When I actually walk out onto the dance floor with Teacher, it’s go time. Doubts don’t matter because we’re dancing whether I’m full of doubt or full of confidence. So may as well choose to focus on the happy thoughts. I get to dance! I like what another teacher said during her styling workshop. She said think of the dance floor at a competition as your floor. This is your space. You are home. So relax and let your confidence shine through because you own it!
On the more practical side of things, after we reach our spot on the floor, I focus on Teacher while we wait for the music to start. It’s just him, me and the music. Everything else is a distraction. I always have one or two “focus” points at competitions, usually technique items. So once the music does start and we begin to dance, if my brain wanders because of nerves or I get thrown off because I make a mistake, I check in on those points. Am I keeping my shoulders down and chest up? That sort of thing.
If all my strategies utterly fail me and I feel like I’m about to lose it in the middle of my Foxtrot, I turn to Teacher. Not literally (unless the choreography calls for it). What I mean is I don’t try to fix things or regain control by force. I breathe (very important!) and just let Teacher lead me. Or at least I try to. It didn’t work very well during our Standard rounds at Ballroom Beach Bash. But I’m not perfect and frankly, I let my nerves get the best of me that day. I didn’t feel fully prepared and I let myself focus on that, which led me to believe I wouldn’t dance well. When it does work, I focus on what I need to do to stay connected to my partner, so he can lead me, and that’s it.
The nice thing about pro-am ballroom is you have your teacher to support you if you freeze or freak out in the middle of your dancing. You’re not dancing alone!
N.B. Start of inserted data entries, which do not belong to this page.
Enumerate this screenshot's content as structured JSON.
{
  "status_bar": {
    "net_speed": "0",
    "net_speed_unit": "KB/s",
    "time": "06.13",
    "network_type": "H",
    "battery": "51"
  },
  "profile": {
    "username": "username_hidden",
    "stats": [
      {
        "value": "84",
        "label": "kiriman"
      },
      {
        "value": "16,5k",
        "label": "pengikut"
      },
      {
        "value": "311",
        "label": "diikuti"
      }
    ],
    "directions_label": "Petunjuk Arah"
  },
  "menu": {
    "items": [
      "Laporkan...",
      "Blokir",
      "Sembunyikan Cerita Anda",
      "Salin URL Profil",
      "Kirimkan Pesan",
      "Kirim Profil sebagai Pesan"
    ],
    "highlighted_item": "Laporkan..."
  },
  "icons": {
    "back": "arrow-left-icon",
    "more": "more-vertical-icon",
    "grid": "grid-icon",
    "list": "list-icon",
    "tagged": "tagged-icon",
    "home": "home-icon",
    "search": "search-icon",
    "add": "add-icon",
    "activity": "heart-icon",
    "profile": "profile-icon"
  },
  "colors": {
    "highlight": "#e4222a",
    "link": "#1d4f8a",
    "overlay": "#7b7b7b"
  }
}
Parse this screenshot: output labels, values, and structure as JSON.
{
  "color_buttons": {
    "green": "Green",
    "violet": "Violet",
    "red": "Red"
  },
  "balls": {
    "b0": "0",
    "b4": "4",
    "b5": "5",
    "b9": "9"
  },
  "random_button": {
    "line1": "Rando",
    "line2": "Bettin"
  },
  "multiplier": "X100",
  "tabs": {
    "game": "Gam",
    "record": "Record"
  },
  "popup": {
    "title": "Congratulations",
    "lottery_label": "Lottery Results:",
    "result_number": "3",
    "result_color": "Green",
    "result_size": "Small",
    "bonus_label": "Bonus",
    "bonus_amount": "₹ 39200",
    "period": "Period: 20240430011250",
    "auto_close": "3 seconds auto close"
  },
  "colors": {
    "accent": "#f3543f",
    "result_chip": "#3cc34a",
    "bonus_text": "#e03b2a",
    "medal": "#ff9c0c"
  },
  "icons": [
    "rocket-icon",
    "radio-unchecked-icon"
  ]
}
And you’re not dancing with another student who may or may not freak out with you. You’re dancing with a professional. Your dance partner literally does this for a living. You can trust that they’ll get you back on track if you get lost. Discuss it ahead of time too. Talk with your teacher about how you guys will handle mishaps, especially if you have open routines where you may not be in frame with him or her all of the time. Come up with a game plan, so you can feel prepared even if things go wrong.
Final tip: breathe. Just breathe. In and out. Slowly. I usually get an adrenaline rush sometime right before or during my first dance at a competition, which makes my heart race and my body shake. Teacher has commented about feeling my hand shaking in his. It’s not something I can prevent entirely, but slow breathing helps soften the effects. Not just before or after the dance, during. Breathing helps release tension too, which will also help you dance better. So breathe!
I gotta say, this took me a lot longer to write than I expected! I really wanted to give you guys some practical advice on this subject though. Yes, the majority of managing anxiety is managing mindset, which is kind of woo woo. But there are very practical things you can do to help, like the way I slowly expose myself to the stimuli in the ballroom when I first arrive. It’s something you have to continuously practice too. Embassy Ball is less than two weeks away and there’s a lot of symbolic significance attached to it. So I’ll be breaking out every trick in the book to manage my nerves that day.
I hope this helped someone. Let me know if that someone is you!